Besonderheiten
im laufenden Schuljahr
Religion und Ethik in Klasse 8
In dieses Fach haben Frau Streicher und Herr Glück und die
Kolleginnen und Kollegen das themenorientierte Projekt "Soziales
Engagement" integriert. Schüler und Schülerinnen
unserer Schule engagieren sich unter anderem im Haus Ahorn (Altenheim
Beilstein), in der Paul-Aldinger-Schule in Kleinbottwar, im Mobilen
Krankenpflegedienst und in der Karl-Schaude-Stiftung (Altenheim
Winzerhausen) sowie in verschiedenen Kindergärten in der
Umgebung.
Wir sind wieder gespannt, welche Erfahrungen die Schülerinnen
und Schüler aus diesem Angebot mitnehmen.
Neue Abschlussprüfung mit fächerübergreifender
Kompetenzprüfung
Im Schuljahr 2007/2008 wurde der neue Bildungsplan in
der Realschule komplett umgesetzt. Dies brachte natürlich
auch eine andere Form der Prüfung mit sich.
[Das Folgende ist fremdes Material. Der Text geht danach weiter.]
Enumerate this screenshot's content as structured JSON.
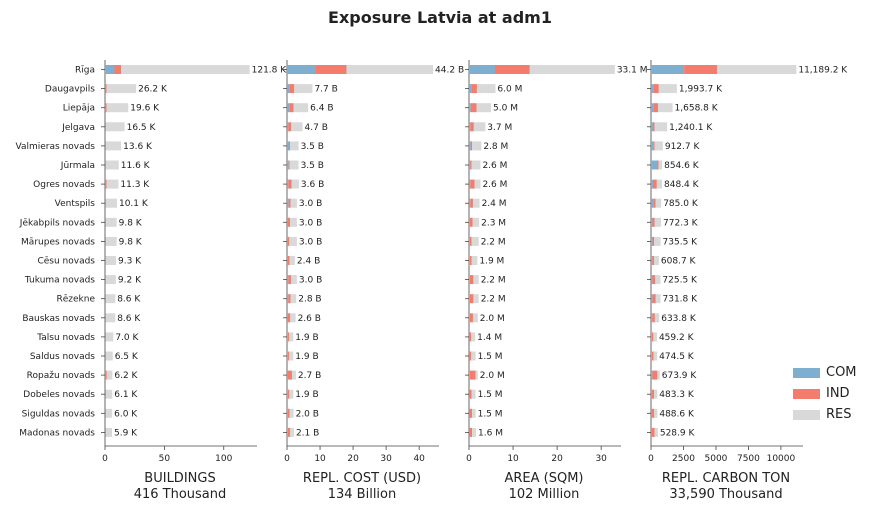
{
  "title": "Exposure Latvia at adm1",
  "colors": {
    "COM": "#7fafd0",
    "IND": "#f47c6c",
    "RES": "#d9d9d9"
  },
  "legend": [
    "COM",
    "IND",
    "RES"
  ],
  "chart_data": {
    "type": "bar",
    "orientation": "horizontal",
    "stacked": true,
    "categories": [
      "Rīga",
      "Daugavpils",
      "Liepāja",
      "Jelgava",
      "Valmieras novads",
      "Jūrmala",
      "Ogres novads",
      "Ventspils",
      "Jēkabpils novads",
      "Mārupes novads",
      "Cēsu novads",
      "Tukuma novads",
      "Rēzekne",
      "Bauskas novads",
      "Talsu novads",
      "Saldus novads",
      "Ropažu novads",
      "Dobeles novads",
      "Siguldas novads",
      "Madonas novads"
    ],
    "panels": [
      {
        "xlabel": "BUILDINGS",
        "total": "416 Thousand",
        "xlim": [
          0,
          128
        ],
        "ticks": [
          0,
          50,
          100
        ],
        "labels": [
          "121.8 K",
          "26.2 K",
          "19.6 K",
          "16.5 K",
          "13.6 K",
          "11.6 K",
          "11.3 K",
          "10.1 K",
          "9.8 K",
          "9.8 K",
          "9.3 K",
          "9.2 K",
          "8.6 K",
          "8.6 K",
          "7.0 K",
          "6.5 K",
          "6.2 K",
          "6.1 K",
          "6.0 K",
          "5.9 K"
        ],
        "series": [
          {
            "name": "COM",
            "values": [
              8,
              0.3,
              0.3,
              0.3,
              0.3,
              0.3,
              0.3,
              0.3,
              0.3,
              0.3,
              0.3,
              0.3,
              0.3,
              0.3,
              0.3,
              0.3,
              0.3,
              0.3,
              0.3,
              0.3
            ]
          },
          {
            "name": "IND",
            "values": [
              5.5,
              1.0,
              1.0,
              0.5,
              0.5,
              0.5,
              1.0,
              0.5,
              0.5,
              0.5,
              0.5,
              0.5,
              0.5,
              0.5,
              0.5,
              0.5,
              1.2,
              0.5,
              0.5,
              0.5
            ]
          },
          {
            "name": "RES",
            "values": [
              108.3,
              24.9,
              18.3,
              15.7,
              12.8,
              10.8,
              10.0,
              9.3,
              9.0,
              9.0,
              8.5,
              8.4,
              7.8,
              7.8,
              6.2,
              5.7,
              4.7,
              5.3,
              5.2,
              5.1
            ]
          }
        ]
      },
      {
        "xlabel": "REPL. COST (USD)",
        "total": "134 Billion",
        "xlim": [
          0,
          46
        ],
        "ticks": [
          0,
          10,
          20,
          30,
          40
        ],
        "labels": [
          "44.2 B",
          "7.7 B",
          "6.4 B",
          "4.7 B",
          "3.5 B",
          "3.5 B",
          "3.6 B",
          "3.0 B",
          "3.0 B",
          "3.0 B",
          "2.4 B",
          "3.0 B",
          "2.8 B",
          "2.6 B",
          "1.9 B",
          "1.9 B",
          "2.7 B",
          "1.9 B",
          "2.0 B",
          "2.1 B"
        ],
        "series": [
          {
            "name": "COM",
            "values": [
              8.5,
              0.8,
              0.7,
              0.4,
              0.6,
              0.5,
              0.4,
              0.5,
              0.3,
              0.3,
              0.3,
              0.4,
              0.4,
              0.3,
              0.2,
              0.2,
              0.3,
              0.2,
              0.2,
              0.2
            ]
          },
          {
            "name": "IND",
            "values": [
              9.5,
              1.4,
              1.3,
              0.9,
              0.3,
              0.3,
              1.0,
              0.6,
              0.6,
              0.4,
              0.5,
              0.8,
              0.7,
              0.7,
              0.4,
              0.4,
              1.2,
              0.5,
              0.6,
              0.7
            ]
          },
          {
            "name": "RES",
            "values": [
              26.2,
              5.5,
              4.4,
              3.4,
              2.6,
              2.7,
              2.2,
              1.9,
              2.1,
              2.3,
              1.6,
              1.8,
              1.7,
              1.6,
              1.3,
              1.3,
              1.2,
              1.2,
              1.2,
              1.2
            ]
          }
        ]
      },
      {
        "xlabel": "AREA (SQM)",
        "total": "102 Million",
        "xlim": [
          0,
          34.5
        ],
        "ticks": [
          0,
          10,
          20,
          30
        ],
        "labels": [
          "33.1 M",
          "6.0 M",
          "5.0 M",
          "3.7 M",
          "2.8 M",
          "2.6 M",
          "2.6 M",
          "2.4 M",
          "2.3 M",
          "2.2 M",
          "1.9 M",
          "2.2 M",
          "2.2 M",
          "2.0 M",
          "1.4 M",
          "1.5 M",
          "2.0 M",
          "1.5 M",
          "1.5 M",
          "1.6 M"
        ],
        "series": [
          {
            "name": "COM",
            "values": [
              5.9,
              0.5,
              0.4,
              0.3,
              0.4,
              0.3,
              0.3,
              0.3,
              0.2,
              0.2,
              0.2,
              0.2,
              0.2,
              0.2,
              0.1,
              0.1,
              0.2,
              0.1,
              0.1,
              0.1
            ]
          },
          {
            "name": "IND",
            "values": [
              7.9,
              1.3,
              1.3,
              0.8,
              0.3,
              0.3,
              1.0,
              0.6,
              0.6,
              0.4,
              0.4,
              0.8,
              0.8,
              0.7,
              0.4,
              0.4,
              1.3,
              0.5,
              0.6,
              0.6
            ]
          },
          {
            "name": "RES",
            "values": [
              19.3,
              4.2,
              3.3,
              2.6,
              2.1,
              2.0,
              1.3,
              1.5,
              1.5,
              1.6,
              1.3,
              1.2,
              1.2,
              1.1,
              0.9,
              1.0,
              0.5,
              0.9,
              0.8,
              0.9
            ]
          }
        ]
      },
      {
        "xlabel": "REPL. CARBON TON",
        "total": "33,590 Thousand",
        "xlim": [
          0,
          11700
        ],
        "ticks": [
          0,
          2500,
          5000,
          7500,
          10000
        ],
        "labels": [
          "11,189.2 K",
          "1,993.7 K",
          "1,658.8 K",
          "1,240.1 K",
          "912.7 K",
          "854.6 K",
          "848.4 K",
          "785.0 K",
          "772.3 K",
          "735.5 K",
          "608.7 K",
          "725.5 K",
          "731.8 K",
          "633.8 K",
          "459.2 K",
          "474.5 K",
          "673.9 K",
          "483.3 K",
          "488.6 K",
          "528.9 K"
        ],
        "series": [
          {
            "name": "COM",
            "values": [
              2550,
              220,
              200,
              150,
              200,
              500,
              150,
              180,
              120,
              120,
              100,
              110,
              120,
              100,
              60,
              60,
              110,
              70,
              80,
              80
            ]
          },
          {
            "name": "IND",
            "values": [
              2550,
              380,
              350,
              130,
              80,
              80,
              300,
              170,
              170,
              130,
              130,
              220,
              250,
              200,
              120,
              130,
              380,
              160,
              170,
              200
            ]
          },
          {
            "name": "RES",
            "values": [
              6089.2,
              1393.7,
              1108.8,
              960.1,
              632.7,
              274.6,
              398.4,
              435.0,
              482.3,
              485.5,
              378.7,
              395.5,
              361.8,
              333.8,
              279.2,
              284.5,
              183.9,
              253.3,
              238.6,
              248.9
            ]
          }
        ]
      }
    ]
  }
}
Gleich blieb,
dass die Schülerinnen und Schüler der Klassen 10 eine
schriftliche Prüfung in den Fächern Deutsch, Englisch
und Mathematik ablegen.
Dass Eurokom, die Kommunikationsprüfung im Fach Englisch
bereits im 1. Halbjahr (im November) statt findet, zeigt, dass
das Schuljahr 10 für die Schüler mehr und mehr zu einem
Prüfungsjahr geworden ist. Mit dem neuen Ansatz der Prüfung,
der sogenannten fächerübergreifenden Kompetenzprüfung
sollen die Schüler schließlich unter Beweis stellen,
dass sie Sachverhalte vernetzt darstellen und auch begreifen können.
Dabei werden die Schülerinnen und Schüler in Kleingruppen
ein selbst beantragtes Thema mit der Unterstützung eines
Lehrertandems erarbeiten und in einer Präsentation mit einem
anschließenden Prüfungsgespräch darstellen.
Übergreifende
Lernfelder als Angebote
Die Teilnahme an verschiedenen Wettbewerben („Jugend forscht“,
„Jugend trainiert für Olympia“ oder „ZiSch-
Zeitung in der Schule“), aber auch Sprachfahrten, Schüler-austausch,
Schulsanitätsdienst, Schulgarten, Chor, Schulgestaltung und
vieles mehr sollen helfen, das „Wir-Gefühl“ an
unserer Schule zu stärken.
Die Matern-Feuerbacher-Realschule kooperiert hier sehr gerne mit
allen Personen und Institutionen, die mithelfen wollen, die pädagogischen
Ziele zu verwirklichen und das Angebot zu erweitern.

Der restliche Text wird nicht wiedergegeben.